Older chickens can sometimes molt twice a year. This will typically occur in the spring and in the fall.
Other Reasons for Molting
We’ve covered the seasonal molt, but your Rhode Island Reds can also molt for other reasons. Instead of preparing them for winter, it occurs when they are overly stressed or their body is taxed. If your flock is molting outside of fall, it’s often an indication something is wrong.
Dehydration and malnutrition will cause your birds to molt. Illness and stress can also cause them to lose their feathers. Extreme heat can also cause them to molt. Their insulating feathers will be lost to help keep them cool.

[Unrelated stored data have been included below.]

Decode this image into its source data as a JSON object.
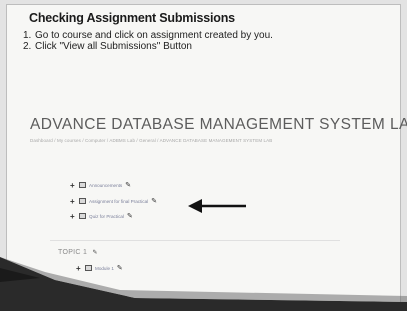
{
  "slide": {
    "heading": "Checking Assignment Submissions",
    "steps": [
      {
        "num": "1.",
        "text": "Go to course and click on assignment created by you."
      },
      {
        "num": "2.",
        "text": "Click \"View all Submissions\" Button"
      }
    ]
  },
  "screenshot": {
    "course_title": "ADVANCE DATABASE MANAGEMENT SYSTEM LAB",
    "breadcrumb": "Dashboard / My courses / Computer / ADBMS Lab / General / ADVANCE DATABASE MANAGEMENT SYSTEM LAB",
    "activities": [
      {
        "label": "Announcements",
        "icon": "forum-icon"
      },
      {
        "label": "Assignment for final Practical",
        "icon": "assignment-icon"
      },
      {
        "label": "Quiz for Practical",
        "icon": "quiz-icon"
      }
    ],
    "topic": {
      "label": "TOPIC 1",
      "activity": {
        "label": "Module 1",
        "icon": "folder-icon"
      }
    }
  },
  "colors": {
    "slide_bg": "#f7f7f5",
    "arrow": "#111111",
    "glare": "#2a2a2a"
  }
}
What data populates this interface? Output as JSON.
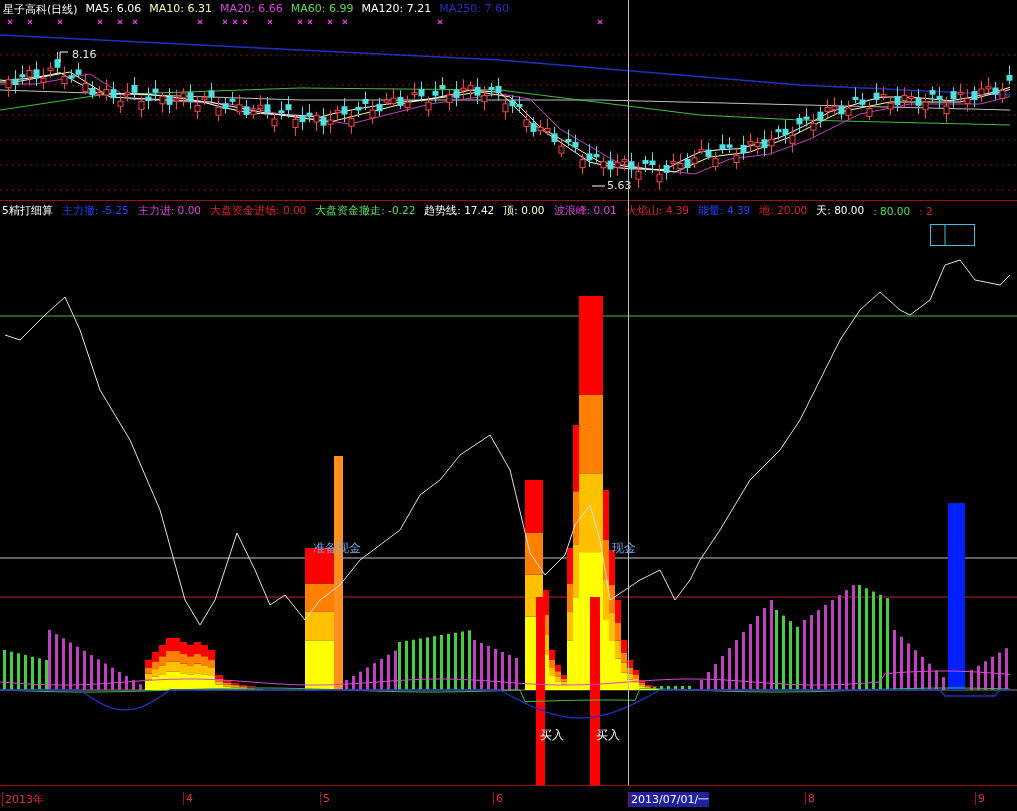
{
  "quote": {
    "title": "星子高科(日线)",
    "ma": [
      {
        "label": "MA5: 6.06",
        "color": "#ffffff"
      },
      {
        "label": "MA10: 6.31",
        "color": "#ffffa0"
      },
      {
        "label": "MA20: 6.66",
        "color": "#e040e0"
      },
      {
        "label": "MA60: 6.99",
        "color": "#50e050"
      },
      {
        "label": "MA120: 7.21",
        "color": "#ffffff"
      },
      {
        "label": "MA250: 7.60",
        "color": "#2030c0"
      }
    ]
  },
  "price_marks": [
    {
      "text": "8.16"
    },
    {
      "text": "5.63"
    }
  ],
  "indicator": {
    "items": [
      {
        "label": "5精打细算",
        "color": "#ffffff"
      },
      {
        "label": "主力撤: -5.25",
        "color": "#2040ff"
      },
      {
        "label": "主力进: 0.00",
        "color": "#e040e0"
      },
      {
        "label": "大盘资金进场: 0.00",
        "color": "#e02020"
      },
      {
        "label": "大盘资金撤走: -0.22",
        "color": "#50e050"
      },
      {
        "label": "趋势线: 17.42",
        "color": "#ffffff"
      },
      {
        "label": "顶: 0.00",
        "color": "#ffffd0"
      },
      {
        "label": "波浪峰: 0.01",
        "color": "#e040e0"
      },
      {
        "label": "火焰山: 4.39",
        "color": "#e02020"
      },
      {
        "label": "能量: 4.39",
        "color": "#2040ff"
      },
      {
        "label": "地: 20.00",
        "color": "#e02020"
      },
      {
        "label": "天: 80.00",
        "color": "#ffffff"
      },
      {
        "label": ": 80.00",
        "color": "#50e050"
      },
      {
        "label": ": 2",
        "color": "#e02020"
      }
    ]
  },
  "signals": [
    {
      "text": "准备现金"
    },
    {
      "text": "现金"
    }
  ],
  "buys": [
    {
      "text": "买入"
    },
    {
      "text": "买入"
    }
  ],
  "axis": [
    {
      "label": "2013年",
      "selected": false
    },
    {
      "label": "4",
      "selected": false
    },
    {
      "label": "5",
      "selected": false
    },
    {
      "label": "6",
      "selected": false
    },
    {
      "label": "2013/07/01/一",
      "selected": true
    },
    {
      "label": "8",
      "selected": false
    },
    {
      "label": "9",
      "selected": false
    }
  ]
}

Lastly, a hen may molt after her eggs hatch. The brooding process is taxing, and little resources are devoted to feathers. Once brooding is over, a molt is often part of the hen’s recovery period.
Supporting Your Chickens During Molt
Molting is a tough process for your flock, particularly if they have a hard molt. There are some ways to make the process a bit easier for them.
First, you’ll need to keep your hands off. It can be tempting to wrap a bald chicken up in an adorable sweater, but this will be severely uncomfortable for them. Their skin is extremely sensitive during this time.
You should avoid touching them unless necessary for the same reason. A light caress in an area that is not actively molting is ok, but avoid picking them up or giving hugs.
They also need adequate nutritional support during this time. They have a high need for protein when molting, because they are creating new feathers. Their feed should be at least 18% protein when molting.